アートコレクター「桶⽥俊⼆さん・聖⼦さん夫妻」
長年ファッションビジネスに携わってきたアートコレクター桶田夫妻のコレクションは「好きな服やデザイナーを選ぶ」ように、自由ながらも発色が良い作品群が並んでいました。
直近のアートフェア東京2022でも観た作家の作品も多分に含まれていて、どういう理由からコレクションしたのかも一部紹介されています。
また、桶田夫妻は自身のコレクションを「OKETA COLLECTION」として無料で一般公開する活動もされているので、実際に生で作品を観に行くのもおすすめです。
Perfume「かしゆかさん」
そして、中にはテクノポップユニットPerfumeのメンバーであるかしゆかさんがコレクションしている作品も紹介されていて、「かしゆかさんアートコレクションしてるんだ!」という新鮮な驚きがありました。
かしゆかさんは「純粋に心が和らぐもの、寄り添えるもの」を選んでいて、Perfumeの音楽が放つ世界観と呼応しつつも、落ち着いたグラデーションの作品が並んでいて心地よい感覚になりました。
ちなみに、Casa BRUTUSの中では「古今東西かしゆか商店」という、職人の手作業でできた日本伝統工芸の「粋」を集める特集も連載されています。ものづくりの現場をみることが、アートを選ぶ目にも反映されているのかもしれません。
3. 全ページフルカラーで作品をチェックできる
3つめの特徴は、ムック本ならではの特徴である、全ページフルカラー掲載で作品をチェックできることです。アート作品は特に、カラーである程度大きな画像でないと作品を細部までチェックできません。
その点、今回のムック本は全ページがフルカラーとなっていて、かつ冊子サイズも23 × 28.4cmと大きいので、基本的には作品の雰囲気を掴みやすくなっています。
もちろん、本物の作品を生で観るのが一番というのはいうまでもありません。
良かったポイント
ここからはCasa BRUTUS特別編集「日本の現代アート名鑑100」を読んで良かったと感じたポイントを2つご紹介します。
1. 既知の作家を深く知り、新たな作家の表現と出会える
1つめが、すでに知っているアーティストでも作品を観るだけでは知り得なかった、今の表現に至るまでの背景やメッセージを知れたり、今まで知らなかったアーティストとも出会えたりしたことです。
展覧会ではアーティストの「今」を知ることはできても、その「過程」を知る機会はなかなかありません。その点、アーティストのコメントや説明文も合わせて掲載されているため、「こんなバックボーンがあったから今の表現に到達しているんだ!」といった発見がありました。

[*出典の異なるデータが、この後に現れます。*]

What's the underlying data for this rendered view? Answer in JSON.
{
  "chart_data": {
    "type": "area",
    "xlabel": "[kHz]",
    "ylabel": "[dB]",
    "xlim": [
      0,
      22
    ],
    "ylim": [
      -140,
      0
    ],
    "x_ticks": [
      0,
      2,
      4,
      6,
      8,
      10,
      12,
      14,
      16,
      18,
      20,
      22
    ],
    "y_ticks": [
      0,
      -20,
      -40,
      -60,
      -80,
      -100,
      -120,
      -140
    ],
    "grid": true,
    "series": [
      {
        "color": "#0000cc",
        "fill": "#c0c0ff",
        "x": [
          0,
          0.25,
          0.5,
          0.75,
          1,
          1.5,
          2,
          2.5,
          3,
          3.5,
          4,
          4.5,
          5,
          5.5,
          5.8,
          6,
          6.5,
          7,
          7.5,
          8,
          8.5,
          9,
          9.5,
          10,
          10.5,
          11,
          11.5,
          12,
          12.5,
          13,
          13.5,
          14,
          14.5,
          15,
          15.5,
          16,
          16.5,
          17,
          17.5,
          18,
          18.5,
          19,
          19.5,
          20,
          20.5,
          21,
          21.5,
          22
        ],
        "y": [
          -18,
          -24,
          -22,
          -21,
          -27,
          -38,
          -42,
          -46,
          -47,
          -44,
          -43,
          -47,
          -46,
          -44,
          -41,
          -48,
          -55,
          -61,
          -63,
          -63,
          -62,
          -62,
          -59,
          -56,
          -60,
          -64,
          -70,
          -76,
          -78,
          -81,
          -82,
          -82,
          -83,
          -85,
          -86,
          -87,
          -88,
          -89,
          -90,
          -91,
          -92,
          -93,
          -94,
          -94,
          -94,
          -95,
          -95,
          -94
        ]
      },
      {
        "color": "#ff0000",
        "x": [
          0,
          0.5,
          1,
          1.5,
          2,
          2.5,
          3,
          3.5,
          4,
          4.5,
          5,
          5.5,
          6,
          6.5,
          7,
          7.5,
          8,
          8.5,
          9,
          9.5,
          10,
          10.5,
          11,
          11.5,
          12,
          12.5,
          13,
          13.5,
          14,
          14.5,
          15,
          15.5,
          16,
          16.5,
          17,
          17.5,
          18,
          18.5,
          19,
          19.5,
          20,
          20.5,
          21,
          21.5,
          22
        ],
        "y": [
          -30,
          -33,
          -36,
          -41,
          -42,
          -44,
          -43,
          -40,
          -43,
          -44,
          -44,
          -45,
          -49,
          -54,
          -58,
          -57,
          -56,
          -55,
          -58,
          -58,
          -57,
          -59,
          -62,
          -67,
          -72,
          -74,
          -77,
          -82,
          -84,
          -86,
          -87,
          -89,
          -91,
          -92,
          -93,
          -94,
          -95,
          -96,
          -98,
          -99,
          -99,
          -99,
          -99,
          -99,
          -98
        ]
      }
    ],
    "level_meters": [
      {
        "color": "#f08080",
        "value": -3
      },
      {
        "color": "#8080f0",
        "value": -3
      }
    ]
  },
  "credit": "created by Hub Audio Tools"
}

例えば、2021年に日本で初個展を開催した森本啓太さんの紹介ページで、「主観によって世界の見え方が変わる」という、世界を主観的に捉えるという観点が作品に含まれているんだということを知りました。
その観点で改めて作品を観ると、「確かに自然な光の表現というよりは、スポットライトを当てて強調しているみたいだな」と、また違った捉え方ができて面白いです。
また、今後このアーティストの展覧会に行ってみたいと思った、新しい出会いもありました。
そのひとつが、アーティスト荒神明香さん、ディレクター南川憲二さん、インストーラー増井宏文さんをコアメンバーとする現代アートチーム「目(め)」です。作ってないを目指し、日常を揺るがす作品を制作されていて、中でも《憶測の成立》(2015)という作品が面白かったです。
一見さびれたコインランドリーですが、洗濯乾燥機の中が異次元の入口になっていて、中に入って進み、いくつかの動線を抜けた先の丸窓を出ると、最初に入っていったコインランドリーになるというパラレルワールドのような体験ができる作品です。
「なぜ?!」という体験と、よくよく考えると同じコインランドリーの部屋がふたつ作られていると分かった時の騙された感覚が面白おかしいと感じます。東京でも展覧会があったら行ってみたいなと思いました。
2. 作家の生きた教訓を得られる
2つめが、アーティストの背景から生きた教訓を得られたことです。これは特に、長年国内外で活躍しているアーティストが語る生き様から得るものがありました。
特に、今回は奈良美智さんのインタビュー記事からの発見が多かったです。
まずは、学ぶことについての言葉です。
伝統や古いものに惹かれていたから、20歳の時旅したヨーロッパは街中に歴史が残る場所で圧倒された。そういう絶対かなわない相手の懐に飛び込んで、負けながら勉強すればいいのかなって。
ー Casa BRUTUS特別編集「日本の現代アート名鑑100」より引用
この「負けながら勉強」というフレーズが印象的でした。歴史という自分の人生全てを使っても追いつけないものの中で劣等感を感じながらも、学生のアマチュア精神を持って何かを得ようとする挑み方がかっこいいなと感じます。
次に、東日本大震災から教わったという、身近にある大切なものについての言葉です。
一番大切なものはすでに足元にあって、それを見過ごしたり邪険にして、ただ新しいものをつくろうとしていたんじゃないかってね。大切なものは裏切らないという安心感があるから、一番愛してくれる故郷の親も簡単に捨てて家を出てしまったりするでしょう?
ー Casa BRUTUS特別編集「日本の現代アート名鑑100」より引用
身近な人なら無意識に裏切られない安心感から知らぬ間に傷つけていたりしている、自分の人生を振り返ってみても思い当たる節が結構ありました。現代アーティストこそ自分とたくさん向き合って作品制作をされていると思うので、その言葉にも重みがあります。
「今」を生き、アートで表現する日本の現代アーティストをムック本でチェックしよう!
188ページとボリュームがありながらも、100組の現代アーティストをコンパクトにまとめている、バランスの良いムック本でした。
今を生きるアーティストをムック本で読み解いた後に行く展覧会も、いつもと違う視点から深く楽しむきっかけになると思います。
本書を読んで、新たなアートとの出会いを紡いでみてはいかがでしょうか。